Prep time: 10 minutes Resting time: 30 Minutes Cooking time: 15 minutes
INGREDIENTS
Chicken Breast 1 kg ( boneless and cut into small pieces)
Salt to taste
Pepper 1/2 tsp
Ginger garlic paste 1 tbsp
Corn flour 4 tbsp
All-purpose flour 4 tbsp
Sesame seeds, to garnish
Vegetable oil for deep frying
Sweet & Spicy Glaze:
Soy sauce 1/3 cup
Sugar 1/3 cup
Apple cider vinegar/ white vinegar 3 tbsp
Korean gochujang paste 1 1/2 tbsp
Sesame oil 2 tsp
Garlic cloves 4 ( grated)
*Dried chilies 4 (roughly chopped) (*OPTIONAL)
PREPARATION:
Combine the chicken pieces with the salt, ginger garlic paste, and pepper. Set aside for an hour.
For the sweet and spicy glaze, get all the ingredients in a big pan over high heat. Bring to a simmer and cook for about 2 minutes, stirring and set aside.
In a plate mix cornflour and all-purpose flour with some salt, now dust each chicken piece in the flour mix, being sure to tap off any excess.

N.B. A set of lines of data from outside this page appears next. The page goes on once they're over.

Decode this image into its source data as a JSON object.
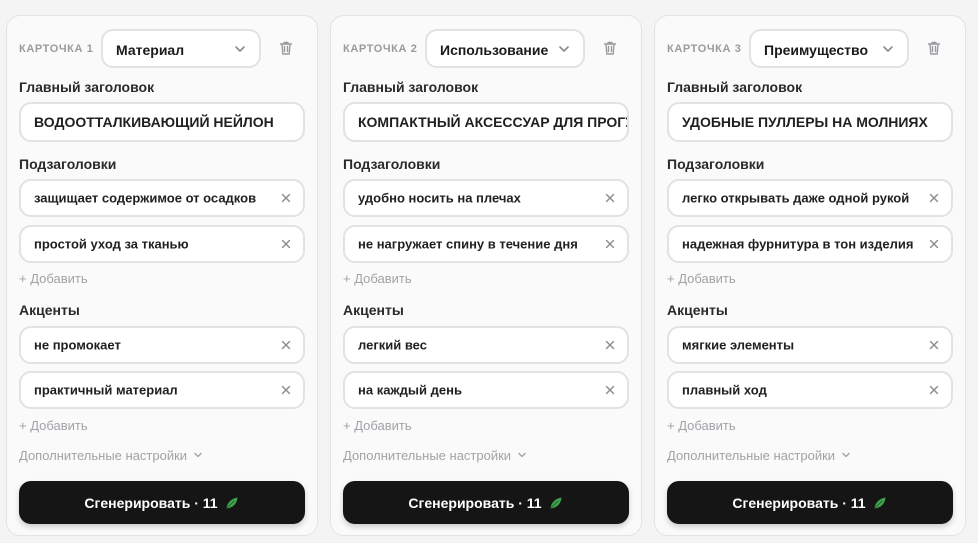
{
  "cards": [
    {
      "number": "КАРТОЧКА 1",
      "type": "Материал",
      "main_title_label": "Главный заголовок",
      "main_title": "ВОДООТТАЛКИВАЮЩИЙ НЕЙЛОН",
      "subtitles_label": "Подзаголовки",
      "subtitles": [
        "защищает содержимое от осадков",
        "простой уход за тканью"
      ],
      "add_label": "+ Добавить",
      "accents_label": "Акценты",
      "accents": [
        "не промокает",
        "практичный материал"
      ],
      "advanced_label": "Дополнительные настройки",
      "generate_label": "Сгенерировать · 11"
    },
    {
      "number": "КАРТОЧКА 2",
      "type": "Использование",
      "main_title_label": "Главный заголовок",
      "main_title": "КОМПАКТНЫЙ АКСЕССУАР ДЛЯ ПРОГУЛОК",
      "subtitles_label": "Подзаголовки",
      "subtitles": [
        "удобно носить на плечах",
        "не нагружает спину в течение дня"
      ],
      "add_label": "+ Добавить",
      "accents_label": "Акценты",
      "accents": [
        "легкий вес",
        "на каждый день"
      ],
      "advanced_label": "Дополнительные настройки",
      "generate_label": "Сгенерировать · 11"
    },
    {
      "number": "КАРТОЧКА 3",
      "type": "Преимущество",
      "main_title_label": "Главный заголовок",
      "main_title": "УДОБНЫЕ ПУЛЛЕРЫ НА МОЛНИЯХ",
      "subtitles_label": "Подзаголовки",
      "subtitles": [
        "легко открывать даже одной рукой",
        "надежная фурнитура в тон изделия"
      ],
      "add_label": "+ Добавить",
      "accents_label": "Акценты",
      "accents": [
        "мягкие элементы",
        "плавный ход"
      ],
      "advanced_label": "Дополнительные настройки",
      "generate_label": "Сгенерировать · 11"
    }
  ],
  "icons": {
    "type_select": "chevron-down-icon",
    "delete": "trash-icon",
    "remove": "close-icon",
    "advanced": "chevron-down-icon",
    "generate": "leaf-icon"
  },
  "colors": {
    "button_bg": "#151515",
    "leaf": "#3fa34d",
    "muted": "#a2a2a8"
  }
}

Fill a wok or saucepan to about 1/3 capacity with the vegetable oil. Heat over high heat. The oil is hot enough when a wooden spoon dipped into the oil forms small little bubbles. Fry the chicken until crispy and golden and remove the extra oil by using a paper towel.
Put all the fried chicken pieces into the sweet and spicy glaze . Give it a good mix so all the chicken pieces are well coated with the glaze. Sprinkle with sesame seeds, chopped spring onions and serve.